In 2010 Burnam met Herrick of Natural Balance, who became the official sponsor. It is through Herrick's vision that the float and idea of touring the sculpture around the country evolved.
Burnam chose sculptress Paula Slater to create the immense work depicting a military handler, a Doberman Pinscher, Labrador Retriever, German Shepherd, and Belgian Malinois. Slater said she reviewed pictures of the breeds, met with breeders, and examined dogs so she could understand the nuances of each dog. Slater said she was to represent dogs of the Vietnam era.
The first dog was the Doberman, she said, and it was the most difficult. Next was the German Shepherd, which was also a challenge because the American German Shepherd today is quite different than the dogs used by the military in Vietnam. Having owned a Labrador made that sculpture easiest for Slater.
As an animal artist myself, viewing the majestic bronzes of these breeds made it clear Slater had accomplished her goal. It is a testament to her work that I was drawn to touch, feel, and pet the bronze lifelike dogs as if they were real.
During my visit I also met Sgt. 1st Class Charles Shuck and Gabe, a retired 10-year-old Labrador who worked for the Army. I also met Gunnery Sgt. Christopher Willingham and Cpl. Juan Rodriguez of the Marine Corps, who were both handlers of Lucca, an 8-year-old German Shepherd wounded in Afghanistan. From the Navy there was Master At Arms 3rd Class Nickolas Cody Aloi with Sunny, a 7-year-old German Shepherd.
Shuck worked with Gabe in 2006. Gabe was trained as a specialized search dog who helped locate weapons and ammunition. After five months together they were deployed to Iraq. Gabe’s successes include participating in 210 missions with 26 finds and earning 40 awards and coins of excellence. In 2008 Gabe was selected as the AKC Heroic Military Working Dog. In 2012 Gabe was the AHA American Hero Dog. Shuck has now adopted Gabe. For Shuck, “riding on this float is supporting military dogs now, and it is a once-in-a-lifetime opportunity I will not forget.”
Many have heard Lucca’s story, but after meeting him I saw a spirited loving dog even with the handicap of having three legs. Lucca lives in Helsinki, Finland, with his first team partner Willingham. Lucca spent five years working with Willingham and 18 months with Rodriguez. I asked Rodriquez what it was like when Lucca was injured the bomb.
” I was mentally in shock," he said. "Medically I knew what to do, but you don’t think this will happen to you.”
When a military working dog is injured, the dog's handler stays with him from the time of injury through surgery to, in Lucca’s case, returning to Camp Pendleton.
I found a central theme when I spoke with these military handlers.

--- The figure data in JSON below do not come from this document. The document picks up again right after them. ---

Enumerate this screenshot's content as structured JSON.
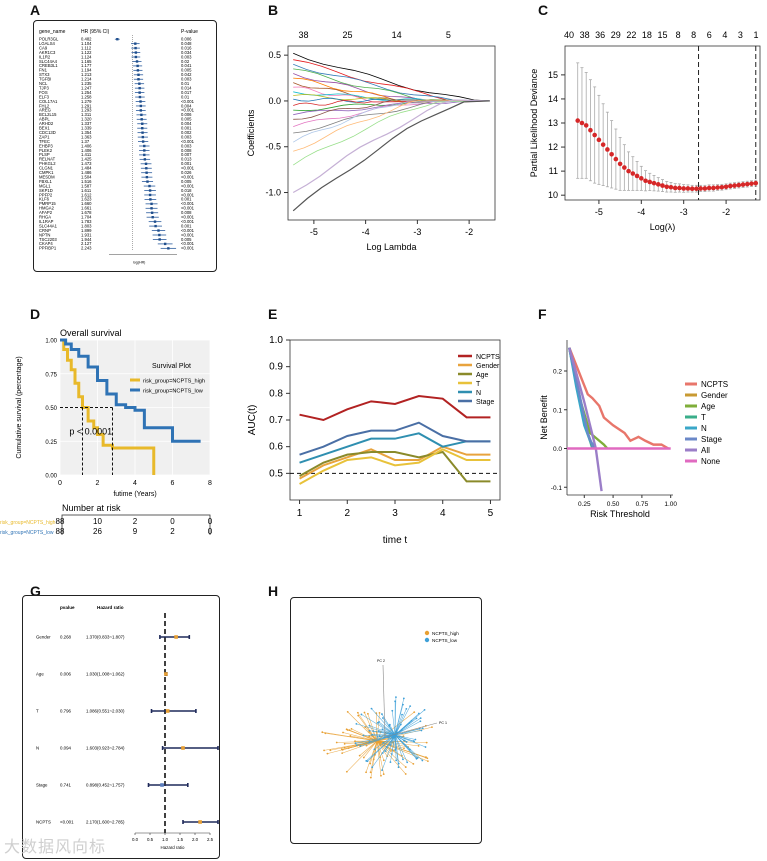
{
  "panels": {
    "A": "A",
    "B": "B",
    "C": "C",
    "D": "D",
    "E": "E",
    "F": "F",
    "G": "G",
    "H": "H"
  },
  "watermark": "大数据风向标",
  "chart_data": [
    {
      "panel": "A",
      "type": "forest",
      "headers": {
        "gene": "gene_name",
        "hr": "HR (95% CI)",
        "p": "P-value"
      },
      "rows": [
        {
          "gene": "POLR3GL",
          "hr": "0.482",
          "p": "0.006",
          "est": 0.48
        },
        {
          "gene": "LGALS4",
          "hr": "1.104",
          "p": "0.048",
          "est": 1.1
        },
        {
          "gene": "CA9",
          "hr": "1.112",
          "p": "0.016",
          "est": 1.11
        },
        {
          "gene": "AKR1C3",
          "hr": "1.122",
          "p": "0.034",
          "est": 1.12
        },
        {
          "gene": "IL1R2",
          "hr": "1.124",
          "p": "0.003",
          "est": 1.12
        },
        {
          "gene": "SLC44A4",
          "hr": "1.165",
          "p": "0.02",
          "est": 1.16
        },
        {
          "gene": "CREB3L1",
          "hr": "1.177",
          "p": "0.041",
          "est": 1.18
        },
        {
          "gene": "FN1",
          "hr": "1.194",
          "p": "0.005",
          "est": 1.19
        },
        {
          "gene": "STX3",
          "hr": "1.213",
          "p": "0.042",
          "est": 1.21
        },
        {
          "gene": "TGFBI",
          "hr": "1.214",
          "p": "0.003",
          "est": 1.21
        },
        {
          "gene": "NCL",
          "hr": "1.235",
          "p": "0.01",
          "est": 1.24
        },
        {
          "gene": "TJP3",
          "hr": "1.247",
          "p": "0.014",
          "est": 1.25
        },
        {
          "gene": "FOS",
          "hr": "1.254",
          "p": "0.017",
          "est": 1.25
        },
        {
          "gene": "ELF3",
          "hr": "1.258",
          "p": "0.01",
          "est": 1.26
        },
        {
          "gene": "COL17A1",
          "hr": "1.279",
          "p": "<0.001",
          "est": 1.28
        },
        {
          "gene": "FHL2",
          "hr": "1.291",
          "p": "0.004",
          "est": 1.29
        },
        {
          "gene": "AREG",
          "hr": "1.293",
          "p": "<0.001",
          "est": 1.29
        },
        {
          "gene": "BCL2L15",
          "hr": "1.311",
          "p": "0.006",
          "est": 1.31
        },
        {
          "gene": "ABPL",
          "hr": "1.320",
          "p": "0.005",
          "est": 1.32
        },
        {
          "gene": "ARHD2",
          "hr": "1.337",
          "p": "0.004",
          "est": 1.34
        },
        {
          "gene": "BEX1",
          "hr": "1.339",
          "p": "0.001",
          "est": 1.34
        },
        {
          "gene": "CDC13D",
          "hr": "1.354",
          "p": "0.002",
          "est": 1.35
        },
        {
          "gene": "ZAP1",
          "hr": "1.363",
          "p": "0.003",
          "est": 1.36
        },
        {
          "gene": "TFEC",
          "hr": "1.37",
          "p": "<0.001",
          "est": 1.37
        },
        {
          "gene": "EHBP3",
          "hr": "1.406",
          "p": "0.003",
          "est": 1.41
        },
        {
          "gene": "PLEK2",
          "hr": "1.406",
          "p": "0.008",
          "est": 1.41
        },
        {
          "gene": "PLSP",
          "hr": "1.411",
          "p": "0.007",
          "est": 1.41
        },
        {
          "gene": "RELNAT",
          "hr": "1.425",
          "p": "0.013",
          "est": 1.43
        },
        {
          "gene": "PHKGL2",
          "hr": "1.473",
          "p": "0.001",
          "est": 1.47
        },
        {
          "gene": "CLGN1",
          "hr": "1.484",
          "p": "<0.001",
          "est": 1.48
        },
        {
          "gene": "CMPK1",
          "hr": "1.486",
          "p": "0.026",
          "est": 1.49
        },
        {
          "gene": "MESDM",
          "hr": "1.504",
          "p": "<0.001",
          "est": 1.5
        },
        {
          "gene": "FBXL1",
          "hr": "1.516",
          "p": "0.005",
          "est": 1.52
        },
        {
          "gene": "MGL1",
          "hr": "1.587",
          "p": "<0.001",
          "est": 1.59
        },
        {
          "gene": "SKP1D",
          "hr": "1.611",
          "p": "0.018",
          "est": 1.61
        },
        {
          "gene": "PPFP2",
          "hr": "1.612",
          "p": "<0.001",
          "est": 1.61
        },
        {
          "gene": "KLF6",
          "hr": "1.623",
          "p": "0.001",
          "est": 1.62
        },
        {
          "gene": "PMRP15",
          "hr": "1.660",
          "p": "<0.001",
          "est": 1.66
        },
        {
          "gene": "HMGA2",
          "hr": "1.661",
          "p": "<0.001",
          "est": 1.66
        },
        {
          "gene": "AFAP2",
          "hr": "1.678",
          "p": "0.008",
          "est": 1.68
        },
        {
          "gene": "RHGA",
          "hr": "1.704",
          "p": "<0.001",
          "est": 1.7
        },
        {
          "gene": "IL1RAP",
          "hr": "1.783",
          "p": "<0.001",
          "est": 1.78
        },
        {
          "gene": "SLC44A1",
          "hr": "1.803",
          "p": "0.001",
          "est": 1.8
        },
        {
          "gene": "CRNP",
          "hr": "1.899",
          "p": "<0.001",
          "est": 1.9
        },
        {
          "gene": "NPTN",
          "hr": "1.931",
          "p": "<0.001",
          "est": 1.93
        },
        {
          "gene": "TSC2203",
          "hr": "1.944",
          "p": "0.005",
          "est": 1.94
        },
        {
          "gene": "CKAP4",
          "hr": "2.127",
          "p": "<0.001",
          "est": 2.13
        },
        {
          "gene": "PPFIBP1",
          "hr": "2.243",
          "p": "<0.001",
          "est": 2.24
        }
      ],
      "xlabel": "log(HR)"
    },
    {
      "panel": "B",
      "type": "line",
      "xlabel": "Log Lambda",
      "ylabel": "Coefficients",
      "xlim": [
        -5.5,
        -1.5
      ],
      "ylim": [
        -1.3,
        0.6
      ],
      "xticks": [
        "-5",
        "-4",
        "-3",
        "-2"
      ],
      "yticks": [
        "-1.0",
        "-0.5",
        "0.0",
        "0.5"
      ],
      "top_ticks": [
        "38",
        "25",
        "14",
        "5"
      ]
    },
    {
      "panel": "C",
      "type": "scatter",
      "xlabel": "Log(λ)",
      "ylabel": "Partial Likelihood Deviance",
      "xlim": [
        -5.8,
        -1.2
      ],
      "ylim": [
        9.8,
        16.2
      ],
      "xticks": [
        "-5",
        "-4",
        "-3",
        "-2"
      ],
      "yticks": [
        "10",
        "11",
        "12",
        "13",
        "14",
        "15"
      ],
      "top_ticks": [
        "40",
        "38",
        "36",
        "29",
        "22",
        "18",
        "15",
        "8",
        "8",
        "6",
        "4",
        "3",
        "1"
      ],
      "vlines": [
        -2.65,
        -1.3
      ],
      "x": [
        -5.5,
        -5.4,
        -5.3,
        -5.2,
        -5.1,
        -5.0,
        -4.9,
        -4.8,
        -4.7,
        -4.6,
        -4.5,
        -4.4,
        -4.3,
        -4.2,
        -4.1,
        -4.0,
        -3.9,
        -3.8,
        -3.7,
        -3.6,
        -3.5,
        -3.4,
        -3.3,
        -3.2,
        -3.1,
        -3.0,
        -2.9,
        -2.8,
        -2.7,
        -2.6,
        -2.5,
        -2.4,
        -2.3,
        -2.2,
        -2.1,
        -2.0,
        -1.9,
        -1.8,
        -1.7,
        -1.6,
        -1.5,
        -1.4,
        -1.3
      ],
      "y": [
        13.1,
        13.0,
        12.9,
        12.7,
        12.5,
        12.3,
        12.1,
        11.9,
        11.7,
        11.5,
        11.3,
        11.15,
        11.0,
        10.9,
        10.8,
        10.7,
        10.6,
        10.55,
        10.5,
        10.45,
        10.4,
        10.35,
        10.33,
        10.3,
        10.3,
        10.28,
        10.28,
        10.27,
        10.27,
        10.28,
        10.28,
        10.3,
        10.3,
        10.32,
        10.33,
        10.35,
        10.38,
        10.4,
        10.42,
        10.44,
        10.46,
        10.48,
        10.5
      ],
      "err": [
        2.4,
        2.3,
        2.2,
        2.1,
        2.0,
        1.85,
        1.7,
        1.55,
        1.4,
        1.25,
        1.1,
        0.95,
        0.8,
        0.7,
        0.6,
        0.5,
        0.42,
        0.36,
        0.32,
        0.28,
        0.25,
        0.22,
        0.2,
        0.18,
        0.17,
        0.16,
        0.15,
        0.14,
        0.14,
        0.13,
        0.13,
        0.13,
        0.13,
        0.12,
        0.12,
        0.12,
        0.12,
        0.12,
        0.12,
        0.12,
        0.12,
        0.12,
        0.12
      ]
    },
    {
      "panel": "D",
      "type": "line",
      "title": "Overall survival",
      "legend_title": "Survival Plot",
      "xlabel": "futime (Years)",
      "ylabel": "Cumulative survival (percentage)",
      "xlim": [
        0,
        8
      ],
      "ylim": [
        0,
        1
      ],
      "xticks": [
        "0",
        "2",
        "4",
        "6",
        "8"
      ],
      "yticks": [
        "0.00",
        "0.25",
        "0.50",
        "0.75",
        "1.00"
      ],
      "pvalue_text": "p < 0.0001",
      "series": [
        {
          "name": "risk_group=NCPTS_high",
          "color": "#e8b92a",
          "x": [
            0,
            0.2,
            0.4,
            0.6,
            0.8,
            1.0,
            1.2,
            1.5,
            1.8,
            2.0,
            2.3,
            2.8,
            3.5,
            4.2,
            4.8,
            5.0,
            5.0
          ],
          "y": [
            1.0,
            0.93,
            0.85,
            0.78,
            0.68,
            0.58,
            0.5,
            0.4,
            0.35,
            0.3,
            0.22,
            0.2,
            0.2,
            0.2,
            0.2,
            0.2,
            0.0
          ]
        },
        {
          "name": "risk_group=NCPTS_low",
          "color": "#2f73b5",
          "x": [
            0,
            0.3,
            0.6,
            1.0,
            1.5,
            2.0,
            2.5,
            3.0,
            3.5,
            4.0,
            4.5,
            5.0,
            6.0,
            7.5
          ],
          "y": [
            1.0,
            0.97,
            0.93,
            0.88,
            0.8,
            0.7,
            0.6,
            0.52,
            0.5,
            0.48,
            0.35,
            0.35,
            0.25,
            0.25
          ]
        }
      ],
      "risk_table": {
        "title": "Number at risk",
        "rows": [
          {
            "label": "risk_group=NCPTS_high",
            "values": [
              "88",
              "10",
              "2",
              "0",
              "0"
            ],
            "color": "#e8b92a"
          },
          {
            "label": "risk_group=NCPTS_low",
            "values": [
              "88",
              "26",
              "9",
              "2",
              "0"
            ],
            "color": "#2f73b5"
          }
        ]
      }
    },
    {
      "panel": "E",
      "type": "line",
      "xlabel": "time t",
      "ylabel": "AUC(t)",
      "xlim": [
        0.8,
        5.2
      ],
      "ylim": [
        0.4,
        1.0
      ],
      "xticks": [
        "1",
        "2",
        "3",
        "4",
        "5"
      ],
      "yticks": [
        "0.5",
        "0.6",
        "0.7",
        "0.8",
        "0.9",
        "1.0"
      ],
      "x": [
        1,
        1.5,
        2,
        2.5,
        3,
        3.5,
        4,
        4.5,
        5
      ],
      "series": [
        {
          "name": "NCPTS",
          "color": "#b22222",
          "values": [
            0.72,
            0.7,
            0.74,
            0.77,
            0.76,
            0.79,
            0.78,
            0.71,
            0.71
          ]
        },
        {
          "name": "Gender",
          "color": "#e8a33d",
          "values": [
            0.48,
            0.53,
            0.56,
            0.59,
            0.55,
            0.55,
            0.6,
            0.57,
            0.57
          ]
        },
        {
          "name": "Age",
          "color": "#8a8a2a",
          "values": [
            0.49,
            0.54,
            0.57,
            0.58,
            0.58,
            0.56,
            0.58,
            0.47,
            0.47
          ]
        },
        {
          "name": "T",
          "color": "#e8c23a",
          "values": [
            0.46,
            0.51,
            0.55,
            0.56,
            0.53,
            0.54,
            0.59,
            0.55,
            0.55
          ]
        },
        {
          "name": "N",
          "color": "#2f8fb0",
          "values": [
            0.54,
            0.57,
            0.6,
            0.63,
            0.63,
            0.65,
            0.6,
            0.62,
            0.62
          ]
        },
        {
          "name": "Stage",
          "color": "#4a6fa5",
          "values": [
            0.57,
            0.6,
            0.64,
            0.66,
            0.66,
            0.69,
            0.64,
            0.62,
            0.62
          ]
        }
      ],
      "hline": 0.5
    },
    {
      "panel": "F",
      "type": "line",
      "xlabel": "Risk Threshold",
      "ylabel": "Net Benefit",
      "xlim": [
        0.1,
        1.02
      ],
      "ylim": [
        -0.12,
        0.28
      ],
      "xticks": [
        "0.25",
        "0.50",
        "0.75",
        "1.00"
      ],
      "yticks": [
        "-0.1",
        "0.0",
        "0.1",
        "0.2"
      ],
      "series": [
        {
          "name": "NCPTS",
          "color": "#e8766b",
          "x": [
            0.12,
            0.2,
            0.28,
            0.32,
            0.38,
            0.42,
            0.5,
            0.55,
            0.6,
            0.65,
            0.72,
            0.78,
            0.85,
            0.92,
            0.98
          ],
          "y": [
            0.26,
            0.2,
            0.14,
            0.13,
            0.11,
            0.08,
            0.06,
            0.05,
            0.04,
            0.02,
            0.03,
            0.02,
            0.01,
            0.01,
            0.0
          ]
        },
        {
          "name": "Gender",
          "color": "#c89a32",
          "x": [
            0.12,
            0.2,
            0.25,
            0.3,
            0.33
          ],
          "y": [
            0.26,
            0.15,
            0.07,
            0.02,
            0.0
          ]
        },
        {
          "name": "Age",
          "color": "#7fae3a",
          "x": [
            0.12,
            0.2,
            0.3,
            0.38,
            0.42,
            0.45
          ],
          "y": [
            0.26,
            0.14,
            0.04,
            0.02,
            0.01,
            0.0
          ]
        },
        {
          "name": "T",
          "color": "#3aae8a",
          "x": [
            0.12,
            0.2,
            0.27,
            0.32
          ],
          "y": [
            0.26,
            0.14,
            0.05,
            0.0
          ]
        },
        {
          "name": "N",
          "color": "#3aa7c8",
          "x": [
            0.12,
            0.18,
            0.25,
            0.3,
            0.35
          ],
          "y": [
            0.26,
            0.16,
            0.06,
            0.02,
            0.0
          ]
        },
        {
          "name": "Stage",
          "color": "#6b88c8",
          "x": [
            0.12,
            0.2,
            0.28,
            0.33
          ],
          "y": [
            0.26,
            0.15,
            0.04,
            0.0
          ]
        },
        {
          "name": "All",
          "color": "#9b7ec8",
          "x": [
            0.12,
            0.25,
            0.35,
            0.4
          ],
          "y": [
            0.26,
            0.12,
            0.0,
            -0.11
          ]
        },
        {
          "name": "None",
          "color": "#e06ac0",
          "x": [
            0.1,
            1.0
          ],
          "y": [
            0.0,
            0.0
          ]
        }
      ]
    },
    {
      "panel": "G",
      "type": "forest",
      "headers": {
        "pvalue": "pvalue",
        "hr": "Hazard ratio"
      },
      "xlabel": "Hazard ratio",
      "xlim": [
        0,
        2.5
      ],
      "xticks": [
        "0.0",
        "0.5",
        "1.0",
        "1.5",
        "2.0",
        "2.5"
      ],
      "rows": [
        {
          "label": "Gender",
          "p": "0.268",
          "hr": "1.370(0.833~1.807)",
          "est": 1.37,
          "lo": 0.83,
          "hi": 1.81
        },
        {
          "label": "Age",
          "p": "0.006",
          "hr": "1.030(1.008~1.062)",
          "est": 1.03,
          "lo": 1.01,
          "hi": 1.06
        },
        {
          "label": "T",
          "p": "0.796",
          "hr": "1.086(0.551~2.030)",
          "est": 1.09,
          "lo": 0.55,
          "hi": 2.03
        },
        {
          "label": "N",
          "p": "0.094",
          "hr": "1.603(0.923~2.784)",
          "est": 1.6,
          "lo": 0.92,
          "hi": 2.78
        },
        {
          "label": "Stage",
          "p": "0.741",
          "hr": "0.898(0.452~1.757)",
          "est": 0.9,
          "lo": 0.45,
          "hi": 1.76
        },
        {
          "label": "NCPTS",
          "p": "<0.001",
          "hr": "2.170(1.600~2.785)",
          "est": 2.17,
          "lo": 1.6,
          "hi": 2.79
        }
      ]
    },
    {
      "panel": "H",
      "type": "scatter",
      "legend": [
        {
          "name": "NCPTS_high",
          "color": "#e8a033"
        },
        {
          "name": "NCPTS_low",
          "color": "#3ea0d8"
        }
      ],
      "axis_labels": [
        "PC 2",
        "PC 1"
      ]
    }
  ]
}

Asked what was the most memorable moment from working with the dogs, each said that it came during their first week, when their dog located a bomb, made the first find, or found the first improvised explosive device. At that moment, the handlers said, all the training and work they had done as a team came together, firmly establishing their partnership.

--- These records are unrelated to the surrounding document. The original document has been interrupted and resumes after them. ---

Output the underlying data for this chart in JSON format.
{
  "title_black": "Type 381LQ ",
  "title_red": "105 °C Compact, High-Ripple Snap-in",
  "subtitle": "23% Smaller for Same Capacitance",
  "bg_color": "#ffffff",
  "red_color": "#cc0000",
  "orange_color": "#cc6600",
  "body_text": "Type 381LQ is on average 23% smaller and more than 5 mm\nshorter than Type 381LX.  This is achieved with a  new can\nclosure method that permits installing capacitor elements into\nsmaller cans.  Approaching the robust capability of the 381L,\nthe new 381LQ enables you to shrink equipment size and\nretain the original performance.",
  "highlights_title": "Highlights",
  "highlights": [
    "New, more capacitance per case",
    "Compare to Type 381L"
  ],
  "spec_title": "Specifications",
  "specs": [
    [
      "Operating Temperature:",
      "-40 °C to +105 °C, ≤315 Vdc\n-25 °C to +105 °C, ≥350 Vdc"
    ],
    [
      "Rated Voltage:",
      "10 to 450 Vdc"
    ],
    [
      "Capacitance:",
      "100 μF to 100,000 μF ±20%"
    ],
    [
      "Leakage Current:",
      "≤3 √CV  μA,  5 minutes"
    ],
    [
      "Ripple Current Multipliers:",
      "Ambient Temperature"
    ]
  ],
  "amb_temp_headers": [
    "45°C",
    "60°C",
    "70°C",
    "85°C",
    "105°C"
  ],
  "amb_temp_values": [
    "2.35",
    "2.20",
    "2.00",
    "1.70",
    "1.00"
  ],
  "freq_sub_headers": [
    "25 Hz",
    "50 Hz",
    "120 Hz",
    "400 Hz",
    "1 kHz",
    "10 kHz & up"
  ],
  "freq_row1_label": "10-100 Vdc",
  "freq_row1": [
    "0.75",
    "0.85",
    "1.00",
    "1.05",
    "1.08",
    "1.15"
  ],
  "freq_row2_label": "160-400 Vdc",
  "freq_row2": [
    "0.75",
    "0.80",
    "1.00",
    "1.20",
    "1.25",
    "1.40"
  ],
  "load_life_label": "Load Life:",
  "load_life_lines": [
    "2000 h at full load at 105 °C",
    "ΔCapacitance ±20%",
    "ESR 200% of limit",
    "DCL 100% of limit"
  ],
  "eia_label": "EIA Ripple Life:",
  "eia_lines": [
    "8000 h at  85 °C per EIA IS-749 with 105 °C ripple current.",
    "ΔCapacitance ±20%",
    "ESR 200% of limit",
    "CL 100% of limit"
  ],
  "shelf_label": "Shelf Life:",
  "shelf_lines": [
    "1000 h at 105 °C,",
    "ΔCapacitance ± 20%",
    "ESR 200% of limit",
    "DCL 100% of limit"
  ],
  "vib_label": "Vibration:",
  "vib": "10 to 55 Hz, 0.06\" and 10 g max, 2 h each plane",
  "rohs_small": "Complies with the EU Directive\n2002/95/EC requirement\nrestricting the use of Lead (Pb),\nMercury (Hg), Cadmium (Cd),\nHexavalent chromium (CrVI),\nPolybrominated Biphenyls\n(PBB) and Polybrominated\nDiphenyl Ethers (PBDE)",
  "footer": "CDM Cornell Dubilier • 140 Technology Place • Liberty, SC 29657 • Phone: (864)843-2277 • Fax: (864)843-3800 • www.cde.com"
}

“It was the moment that validated us as a team,” Willingham said.
“Our training comes full circle because there is full trust as a team," added Rodriguez.

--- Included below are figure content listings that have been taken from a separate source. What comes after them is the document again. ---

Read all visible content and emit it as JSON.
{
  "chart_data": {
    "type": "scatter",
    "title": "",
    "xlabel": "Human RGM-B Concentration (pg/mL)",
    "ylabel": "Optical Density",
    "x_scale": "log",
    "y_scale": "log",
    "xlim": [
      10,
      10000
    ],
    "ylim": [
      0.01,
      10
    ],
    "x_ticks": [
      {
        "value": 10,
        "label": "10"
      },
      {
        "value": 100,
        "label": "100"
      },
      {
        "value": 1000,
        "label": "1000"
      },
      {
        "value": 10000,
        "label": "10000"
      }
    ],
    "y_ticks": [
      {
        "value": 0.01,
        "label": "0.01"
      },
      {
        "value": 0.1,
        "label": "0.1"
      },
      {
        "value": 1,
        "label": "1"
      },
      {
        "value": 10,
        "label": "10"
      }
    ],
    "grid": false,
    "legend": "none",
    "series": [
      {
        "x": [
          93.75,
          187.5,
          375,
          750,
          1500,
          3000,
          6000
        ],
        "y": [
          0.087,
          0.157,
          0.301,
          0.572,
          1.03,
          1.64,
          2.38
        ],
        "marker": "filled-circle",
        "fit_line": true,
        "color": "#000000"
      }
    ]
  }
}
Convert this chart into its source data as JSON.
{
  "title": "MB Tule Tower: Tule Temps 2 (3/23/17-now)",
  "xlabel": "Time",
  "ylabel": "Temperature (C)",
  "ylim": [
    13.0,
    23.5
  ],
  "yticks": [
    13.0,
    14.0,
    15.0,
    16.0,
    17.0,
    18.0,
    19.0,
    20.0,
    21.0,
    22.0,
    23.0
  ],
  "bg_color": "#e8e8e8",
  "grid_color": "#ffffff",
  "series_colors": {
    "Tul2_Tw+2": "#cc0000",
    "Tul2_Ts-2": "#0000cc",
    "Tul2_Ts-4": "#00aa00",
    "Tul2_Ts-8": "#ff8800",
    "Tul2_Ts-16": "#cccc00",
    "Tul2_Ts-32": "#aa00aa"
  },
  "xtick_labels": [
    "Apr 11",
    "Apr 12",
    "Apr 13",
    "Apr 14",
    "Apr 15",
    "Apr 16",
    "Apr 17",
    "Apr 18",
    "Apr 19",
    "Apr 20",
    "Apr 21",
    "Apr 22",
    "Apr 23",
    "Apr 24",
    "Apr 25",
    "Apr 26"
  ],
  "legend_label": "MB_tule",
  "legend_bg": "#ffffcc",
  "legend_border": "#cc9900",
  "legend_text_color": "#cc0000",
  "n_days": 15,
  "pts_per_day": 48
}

The handlers said the working dogs gave unconditional love to the troops when one of their comrades was lost in battle. These dogs are soldiers’ mascots, bringing the fighting men and women peace of mind by providing comfort. The dogs all know the difference of when they are comforting versus working.
Burnam said the Military Working Dog Teams National Monument is his way of giving back to animals, especially Timber and Clipper, who are so dear to his heart. The monument is scheduled to be dedicated in October.